Você pode argumentar que conhecimento de uma linguagem de programação também é indispensável - e estaria fundamentalmente correto. Mas não é tão indispensável quanto os outros dois itens. Existem, hoje em dia, programas especiais que geram programas aplicativos em uma determinada linguagem a partir de especificações lógicas bastante precisas fornecidas pelo usuário. A lógica, portanto, é indispensável. O conhecimento da linguagem nem tanto. Mas já estamos entrando no assunto de nossa próxima seção!
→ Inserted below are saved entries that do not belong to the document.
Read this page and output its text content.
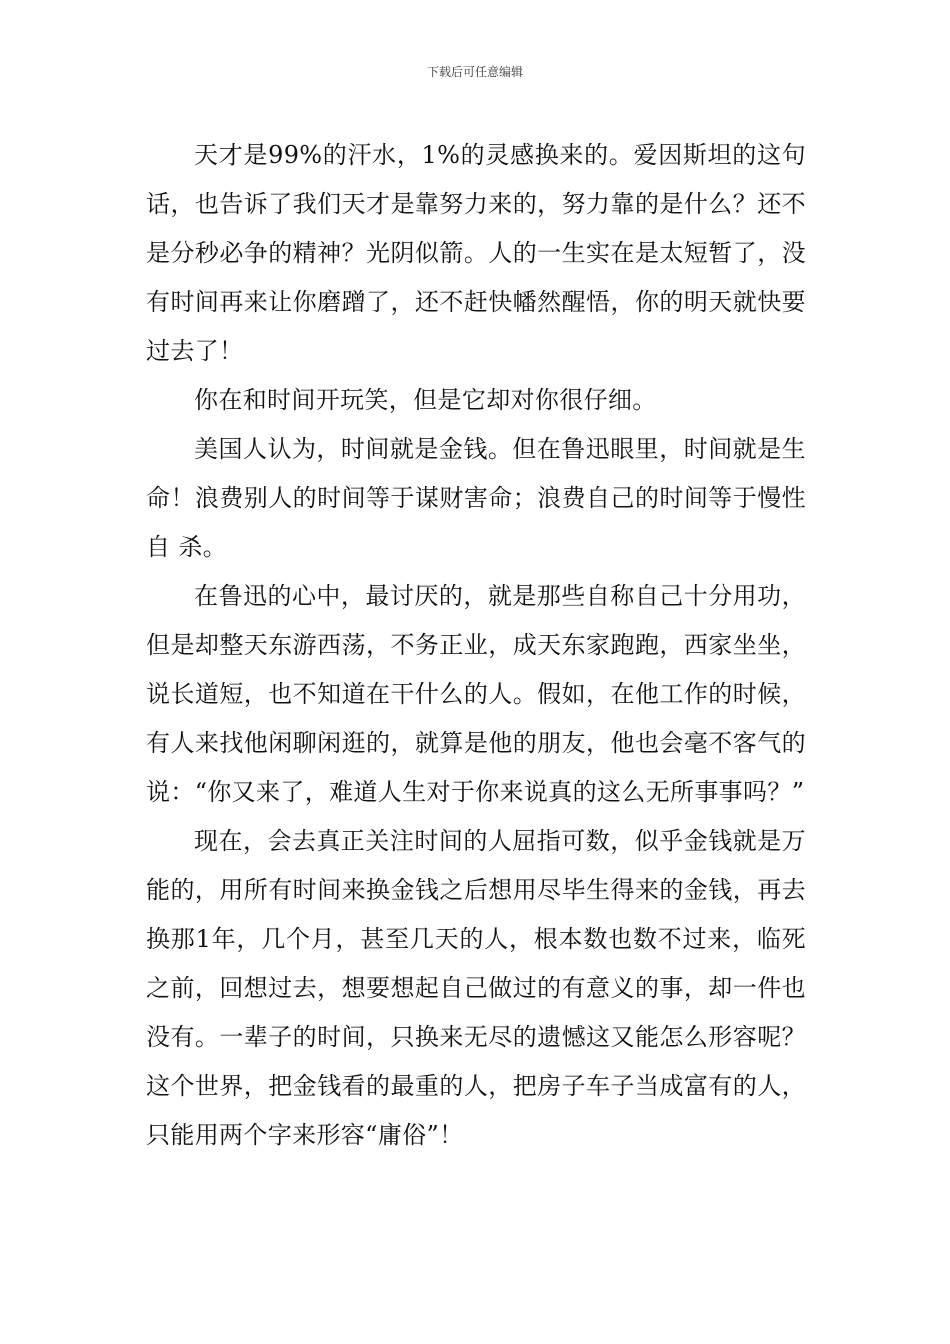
下载后可任意编辑

天才是99%的汗水，1%的灵感换来的。爱因斯坦的这句话，也告诉了我们天才是靠努力来的，努力靠的是什么？还不是分秒必争的精神？光阴似箭。人的一生实在是太短暂了，没有时间再来让你磨蹭了，还不赶快幡然醒悟，你的明天就快要过去了！

你在和时间开玩笑，但是它却对你很仔细。

美国人认为，时间就是金钱。但在鲁迅眼里，时间就是生命！浪费别人的时间等于谋财害命；浪费自己的时间等于慢性自 杀。

在鲁迅的心中，最讨厌的，就是那些自称自己十分用功，但是却整天东游西荡，不务正业，成天东家跑跑，西家坐坐，说长道短，也不知道在干什么的人。假如，在他工作的时候，有人来找他闲聊闲逛的，就算是他的朋友，他也会毫不客气的说：“你又来了，难道人生对于你来说真的这么无所事事吗？”

现在，会去真正关注时间的人屈指可数，似乎金钱就是万能的，用所有时间来换金钱之后想用尽毕生得来的金钱，再去换那1年，几个月，甚至几天的人，根本数也数不过来，临死之前，回想过去，想要想起自己做过的有意义的事，却一件也没有。一辈子的时间，只换来无尽的遗憾这又能怎么形容呢？这个世界，把金钱看的最重的人，把房子车子当成富有的人，只能用两个字来形容“庸俗”！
B - Desenvolvimento da Solução Lógica
É virtualmente impossível fixar regras sobre como é que se encontra a solução de um problema. O desenvolvimento de uma solução para um determinado problema é realmente a parte mais criativa da programação. A melhor maneira de desenvolver certa habilidade nessa área é praticando. Identifique, de início, alguns problemas simples e ache a solução para eles. Você logo verá que, quanto mais problemas você solucionar, tanto mais desenvolvida e criativa se tornará sua habilidade de encontrar soluções para outros problemas.
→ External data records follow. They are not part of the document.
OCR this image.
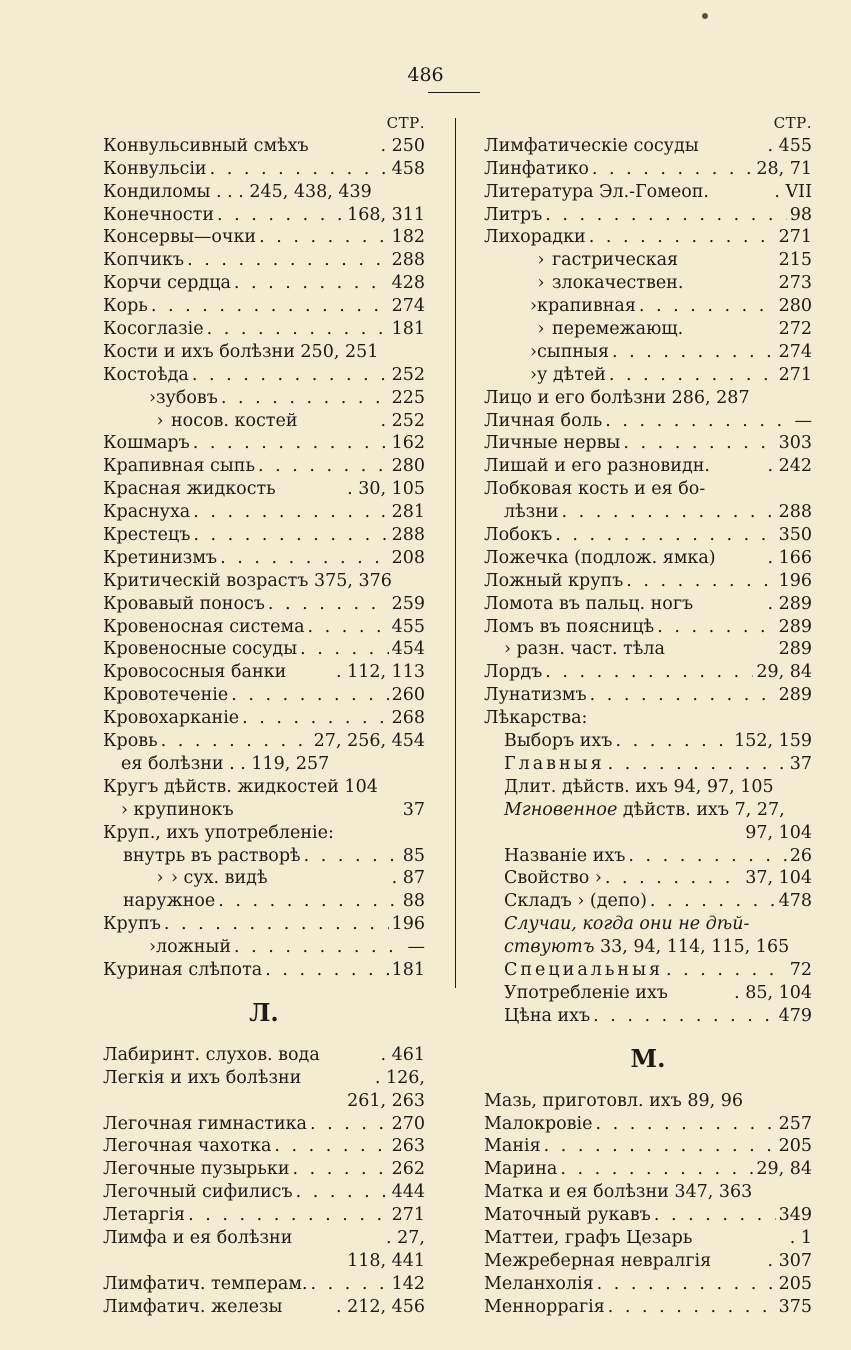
486
СТР.
Конвульсивный смѣхъ	. 250
Конвульсіи . . .	458
Кондиломы . . . 245, 438, 439
Конечности . . .	168, 311
Консервы—очки . . .	182
Копчикъ . . .	288
Корчи сердца . . .	428
Корь . . .	274
Косоглазіе . . .	181
Кости и ихъ болѣзни 250, 251
Костоѣда . . .	252
› зубовъ . . .	225
› носов. костей	. 252
Кошмаръ . . .	162
Крапивная сыпь . . .	280
Красная жидкость	. 30, 105
Краснуха . . .	. 281
Крестецъ . . .	288
Кретинизмъ . . .	208
Критическій возрастъ 375, 376
Кровавый поносъ . . .	259
Кровеносная система . . .	455
Кровеносные сосуды . . .	454
Кровососныя банки	. 112, 113
Кровотеченіе . . .	260
Кровохарканіе . . .	268
Кровь . . .	27, 256, 454
ея болѣзни . . 119, 257
Кругъ дѣйств. жидкостей 104
› крупинокъ	37
Круп., ихъ употребленіе:
внутрь въ растворѣ . . .	85
› › сух. видѣ	. 87
наружное . . .	88
Крупъ . . .	196
› ложный . . .	—
Куриная слѣпота . . .	181
Л.
Лабиринт. слухов. вода	. 461
Легкія и ихъ болѣзни	. 126,
261, 263
Легочная гимнастика . . .	270
Легочная чахотка . . .	263
Легочные пузырьки . . .	262
Легочный сифилисъ . . .	444
Летаргія . . .	271
Лимфа и ея болѣзни	. 27,
118, 441
Лимфатич. темперам. . . .	142
Лимфатич. железы	. 212, 456
СТР.
Лимфатическіе сосуды	. 455
Линфатико . . .	28, 71
Литература Эл.-Гомеоп.	. VII
Литръ . . .	98
Лихорадки . . .	271
› гастрическая	215
› злокачествен.	273
› крапивная . . .	280
› перемежающ.	272
› сыпныя . . .	274
› у дѣтей . . .	271
Лицо и его болѣзни 286, 287
Личная боль . . .	—
Личные нервы . . .	303
Лишай и его разновидн.	. 242
Лобковая кость и ея бо-
лѣзни . . .	288
Лобокъ . . .	350
Ложечка (подлож. ямка)	. 166
Ложный крупъ . . .	196
Ломота въ пальц. ногъ	. 289
Ломъ въ поясницѣ . . .	289
› разн. част. тѣла	289
Лордъ . . .	29, 84
Лунатизмъ . . .	289
Лѣкарства:
Выборъ ихъ . . .	152, 159
Главныя . . .	37
Длит. дѣйств. ихъ 94, 97, 105
Мгновенное дѣйств. ихъ 7, 27,
97, 104
Названіе ихъ . . .	26
Свойство › . . .	37, 104
Складъ › (депо) . . .	478
Случаи, когда они не дѣй-
ствуютъ 33, 94, 114, 115, 165
Специальныя . . .	72
Употребленіе ихъ	. 85, 104
Цѣна ихъ . . .	479
М.
Мазь, приготовл. ихъ 89, 96
Малокровіе . . .	257
Манія . . .	205
Марина . . .	29, 84
Матка и ея болѣзни 347, 363
Маточный рукавъ . . .	349
Маттеи, графъ Цезарь	. 1
Межреберная невралгія	. 307
Меланхолія . . .	205
Менноррагія . . .	375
Uma outra sugestão é estudar e analisar as soluções que outras pessoas encontraram para seu problemas. O estudo de programas escritos por outras pessoas freqüentemente nos ajuda a desenvolver certas técnicas e habilidades na área de programação. Compare a arte de programar com, por exemplo, a arte de escrever. Geralmente os bons escritores também são ávidos leitores, pois ao ler os trabalhos de outros escritores acabam por gerar uma série de idéias e por desenvolver determinadas técnicas que resultam no aperfeiçoamento de seu próprio trabalho. Na área de programação um fenômeno idêntico ocorre. Ao analisar o trabalho de terceiros, você freqüentemente descobre maneiras mais simples, mais eficientes, e, por que não, mais elegantes de resolver um determinado problema.
De qualquer modo, o desenvolvimento de uma solução se torna mais fácil quando:
- problema foi claramente delimitado e definido;
- você tem bom conhecimento do assunto;
- você tem bom conhecimento do computador com e para qual você vai escrever o programa (conhecimento do conjunto de suas instruções, ou da linguagem de programação nele implementada).
A solução de um problema terá que ser, em sua versão final, um conjunto de instruções ou procedimentos que, passo a passo e nos mínimos detalhes, levam o computador a executar as operações que são necessárias à resolução do problema. Uma seqüência de passos necessários à solução de um problema freqüentemente é chamada de um ALGORITMO.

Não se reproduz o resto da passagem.